Laura-Lee Was Here

Laura-Lee Was Here

November 05, 2015

Back Seat Morals


I think the term "Back Seat Morals" conjures up exactly what I want it to. People 'making out' in the back seat of a car. 
I have been very fortunate on two accounts: 
1) I have a lively imagination and 
2) A mother who raised me in such a fashion that I felt I could talk and ask her about anything. And often did. Even to the point of ridiculous sometimes.

By the time I was finishing up my teen years I had presented her with every scenario of, "What would you do if I ...?"

From "What would you do if I wanted to get married at 16 years old?" all the way to
 "What would you do if I wanted to marry a man who was in his 80's,  uh ...
on life support,  ... uh ... 
about to die, 
BUT he was single and  ... uh, still a virgin and, uh ... a Christian?  A Born Again Christian! "

Mom laughed and said, "I'd say 'He's mine. I saw him first' !"
 Yeah. I think that pretty much demonstrates that I was running out of  "What if ... ?" questions. (or was I?)




Back when it was time for me to learn about the "birds and the bees", Mom actually never once mentioned birds or bees. After she told me the basics, I looked at her pointedly and asked (with a slight amount of disgust), "And you and Dad did this?!"

She answered truthfully, "Yes we did. Twice. Once for your brother and once for you."

I was only 6 years old and she believed too young for "the talk", but I'd been hearing things wrong and she felt I needed to get the "basics" from her so that I wouldn't be messed up about sex for the rest of my life. But at that time and place, she was wise enough to know I was not ready to hear it all


But by the time I had to start dealing with my changing body, dating and how far I'd go sexually and my questions started surfacing, she was ready and available to help me in whatever way I needed. But by then she wanted me to figure things out for myself. She knew that forcing her beliefs on me would work only for a certain amount of time and only to a certain point. Eventually, if I didn't truly believe for myself what was right or wrong, then the moment I was out of her sight or believed I could "get away" with something ... I would. 

She encouraged two things:
1) I be honest with myself and 
2) to use that imagination of mine.

But God also gave me a very rare gift to help me in my "fight" against sin. The ability to learn from  OTHER peoples' mistakes.
 I don't have to experience something myself to discover it's a bad place to be. I see someone make a mistake, commit a sin and then see the evidence of how it turns out and the consequences they have to face. Sometimes horrible consequences.


The problem with sin is that it does not announce itself. It doesn't say, "Hi. I'm sin and I'm going to give you some momentary pleasure, lead you into a downward spiral and eventually completely destroy your life."
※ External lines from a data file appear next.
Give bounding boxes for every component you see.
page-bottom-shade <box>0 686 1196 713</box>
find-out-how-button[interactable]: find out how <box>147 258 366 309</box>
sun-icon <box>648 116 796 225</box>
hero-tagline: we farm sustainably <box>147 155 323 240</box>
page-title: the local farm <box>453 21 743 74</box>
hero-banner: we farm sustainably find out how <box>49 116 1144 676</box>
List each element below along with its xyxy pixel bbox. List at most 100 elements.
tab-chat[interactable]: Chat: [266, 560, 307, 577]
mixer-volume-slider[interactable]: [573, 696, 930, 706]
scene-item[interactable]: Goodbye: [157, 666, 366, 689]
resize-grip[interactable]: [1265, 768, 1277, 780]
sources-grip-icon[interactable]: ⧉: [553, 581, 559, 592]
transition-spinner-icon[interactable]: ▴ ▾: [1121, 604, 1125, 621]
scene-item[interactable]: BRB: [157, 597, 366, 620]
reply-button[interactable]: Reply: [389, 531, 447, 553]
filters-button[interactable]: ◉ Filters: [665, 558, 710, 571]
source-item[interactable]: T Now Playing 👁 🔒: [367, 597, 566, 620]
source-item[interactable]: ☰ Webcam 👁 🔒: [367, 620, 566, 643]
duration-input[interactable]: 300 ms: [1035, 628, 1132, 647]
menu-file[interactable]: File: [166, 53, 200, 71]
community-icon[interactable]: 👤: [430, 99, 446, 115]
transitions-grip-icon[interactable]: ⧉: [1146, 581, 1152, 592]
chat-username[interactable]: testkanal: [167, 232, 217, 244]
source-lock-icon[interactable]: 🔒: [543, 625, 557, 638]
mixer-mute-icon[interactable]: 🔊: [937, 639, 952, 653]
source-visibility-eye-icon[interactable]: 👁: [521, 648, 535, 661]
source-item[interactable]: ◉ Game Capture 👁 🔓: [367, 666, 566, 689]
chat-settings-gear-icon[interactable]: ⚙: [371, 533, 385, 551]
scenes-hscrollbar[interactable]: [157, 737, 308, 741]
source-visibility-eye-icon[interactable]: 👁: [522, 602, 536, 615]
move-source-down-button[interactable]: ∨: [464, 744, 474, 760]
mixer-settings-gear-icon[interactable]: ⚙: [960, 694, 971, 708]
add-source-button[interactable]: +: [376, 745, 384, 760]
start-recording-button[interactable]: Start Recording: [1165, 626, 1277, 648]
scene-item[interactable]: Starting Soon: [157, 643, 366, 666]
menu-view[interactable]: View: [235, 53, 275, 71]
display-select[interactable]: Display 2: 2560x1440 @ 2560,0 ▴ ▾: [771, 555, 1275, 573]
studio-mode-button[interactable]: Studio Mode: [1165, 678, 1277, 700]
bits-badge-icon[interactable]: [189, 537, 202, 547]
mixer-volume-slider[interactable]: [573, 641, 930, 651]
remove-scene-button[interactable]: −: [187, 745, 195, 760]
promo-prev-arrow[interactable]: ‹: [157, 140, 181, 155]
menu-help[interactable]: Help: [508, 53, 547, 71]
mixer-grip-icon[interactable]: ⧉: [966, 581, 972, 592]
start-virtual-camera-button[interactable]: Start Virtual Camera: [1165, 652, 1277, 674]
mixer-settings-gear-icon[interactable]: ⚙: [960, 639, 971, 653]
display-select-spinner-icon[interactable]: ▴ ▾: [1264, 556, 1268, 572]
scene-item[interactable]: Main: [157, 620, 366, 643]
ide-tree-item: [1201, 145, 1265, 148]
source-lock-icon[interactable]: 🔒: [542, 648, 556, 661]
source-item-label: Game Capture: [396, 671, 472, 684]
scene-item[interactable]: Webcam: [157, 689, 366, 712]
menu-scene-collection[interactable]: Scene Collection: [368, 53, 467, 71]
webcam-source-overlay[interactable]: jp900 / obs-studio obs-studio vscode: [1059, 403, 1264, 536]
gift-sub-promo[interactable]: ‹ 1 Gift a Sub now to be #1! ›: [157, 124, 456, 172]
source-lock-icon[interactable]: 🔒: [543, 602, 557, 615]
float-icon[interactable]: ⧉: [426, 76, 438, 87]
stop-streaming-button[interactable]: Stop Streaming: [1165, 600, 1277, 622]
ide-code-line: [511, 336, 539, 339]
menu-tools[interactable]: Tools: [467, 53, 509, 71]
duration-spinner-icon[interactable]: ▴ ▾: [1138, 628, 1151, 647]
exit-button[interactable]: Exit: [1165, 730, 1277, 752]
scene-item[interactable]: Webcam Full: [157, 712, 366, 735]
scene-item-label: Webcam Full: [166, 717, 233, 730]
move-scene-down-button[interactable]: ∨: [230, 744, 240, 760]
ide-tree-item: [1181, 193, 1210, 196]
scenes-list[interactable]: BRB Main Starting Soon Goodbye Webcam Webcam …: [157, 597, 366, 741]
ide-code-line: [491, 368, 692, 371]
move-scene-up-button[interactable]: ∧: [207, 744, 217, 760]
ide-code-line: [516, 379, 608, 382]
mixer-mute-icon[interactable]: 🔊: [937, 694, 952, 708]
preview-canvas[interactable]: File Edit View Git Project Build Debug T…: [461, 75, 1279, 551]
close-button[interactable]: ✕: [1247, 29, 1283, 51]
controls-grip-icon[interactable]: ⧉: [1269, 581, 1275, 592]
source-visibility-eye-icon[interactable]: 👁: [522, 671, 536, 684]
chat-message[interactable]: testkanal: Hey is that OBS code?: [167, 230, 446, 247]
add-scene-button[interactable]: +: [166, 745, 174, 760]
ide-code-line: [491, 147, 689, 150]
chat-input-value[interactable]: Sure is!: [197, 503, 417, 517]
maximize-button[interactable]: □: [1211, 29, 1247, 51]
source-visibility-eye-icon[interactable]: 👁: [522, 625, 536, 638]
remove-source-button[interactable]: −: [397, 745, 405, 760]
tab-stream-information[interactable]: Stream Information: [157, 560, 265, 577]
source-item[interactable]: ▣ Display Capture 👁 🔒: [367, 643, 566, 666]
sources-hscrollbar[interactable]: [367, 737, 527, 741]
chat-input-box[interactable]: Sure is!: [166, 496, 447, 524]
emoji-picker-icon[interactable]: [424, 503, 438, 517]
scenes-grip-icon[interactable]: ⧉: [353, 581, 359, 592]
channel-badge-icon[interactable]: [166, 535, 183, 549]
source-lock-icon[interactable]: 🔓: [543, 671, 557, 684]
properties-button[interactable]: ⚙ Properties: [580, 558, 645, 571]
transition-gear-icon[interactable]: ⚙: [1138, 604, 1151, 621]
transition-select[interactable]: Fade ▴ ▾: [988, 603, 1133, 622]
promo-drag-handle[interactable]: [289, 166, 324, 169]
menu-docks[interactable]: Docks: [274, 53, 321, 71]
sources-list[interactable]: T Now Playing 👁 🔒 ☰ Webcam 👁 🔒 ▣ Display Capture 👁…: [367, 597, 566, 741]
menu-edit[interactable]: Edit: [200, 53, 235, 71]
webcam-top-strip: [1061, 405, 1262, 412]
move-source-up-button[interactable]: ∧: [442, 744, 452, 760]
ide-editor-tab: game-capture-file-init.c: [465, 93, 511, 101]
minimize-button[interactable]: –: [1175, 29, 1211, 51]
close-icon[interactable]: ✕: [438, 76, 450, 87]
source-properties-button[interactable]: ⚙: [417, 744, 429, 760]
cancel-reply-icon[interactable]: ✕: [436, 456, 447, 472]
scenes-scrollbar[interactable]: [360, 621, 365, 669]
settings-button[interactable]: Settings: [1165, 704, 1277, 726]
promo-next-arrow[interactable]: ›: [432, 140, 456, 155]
I was watching a film once with some other people about a woman who cheated on her husband and ended up losing her entire family. When I asked, "When did she commit adultery?"
The answer was "When she had sex with the other man."

Really? Or was it when she made plans to get together with the other man secretly?  Or when she started lying to her husband and children about where she was going? Or when she found herself preferring the company of the other man to her husband? Back and back we went. 

Once you learn how to spot the moment when sin first arrives (sometimes looking all sweet and innocent) you'd be surprised how much easier it is to recognize those moments the next time.
  
In the case of the movie we were watching, we finally came to the conclusion Sin arrived the moment the woman found herself alone with a man she was attracted to who was not her husband. At that point, the 'other man' hadn't even noticed her. And at that point she would have had the strength needed to resist the temptation to cheat on her husband.

When you're in the back seat of a car, your hormones are pulsing and you feel love (or at least lust) for the person you're with, that is not the moment to be making the best decisions that will effect the rest of your life. Or decide in general what is right and what is wrong. You'll probably rationalize what you are doing and very quickly. 
 "This isn't so bad. We're not hurting anyone. We care about each other. One of us may die tomorrow and we'll have missed out on this chance. Let's go for it."


So right now, take the time to figure out what you believe and why.  Where did you get your ethics and morals from? Is the method you use to measure right from wrong even accurate?  Imagine yourself in different circumstances and think about what could  happen. Ponder. Investigate. Scrutinize. Hold it up to the light. If it's wrong or lacking, change it. Then if you need to, change it again. And again, until you've boiled it down to it's core. That may be exactly what you need to give you the power to overcome it.

How many unwanted babies are killed, teenage lives ruined, people become hard core addicts, drunk drivers kill someone, marriages are destroyed,  rapes and murders committed,  dictators come to power (and on and on)  because people waited until sin had such a huge strangle hold on their lives, they didn't have the strength or even the desire to resist it. 

If we continue with the "Back Seat" metaphor for Sin ... 
I'm not just saying, "Don't get into the 'back seat'."
I'm not even saying, "Don't get into a car that has a 'back seat'. 
I'm saying, "Don't even go out with someone who OWNS A CAR!"

 And make sure you also know WHY. For yourself.


 We're going to return to this topic but thanks for listening.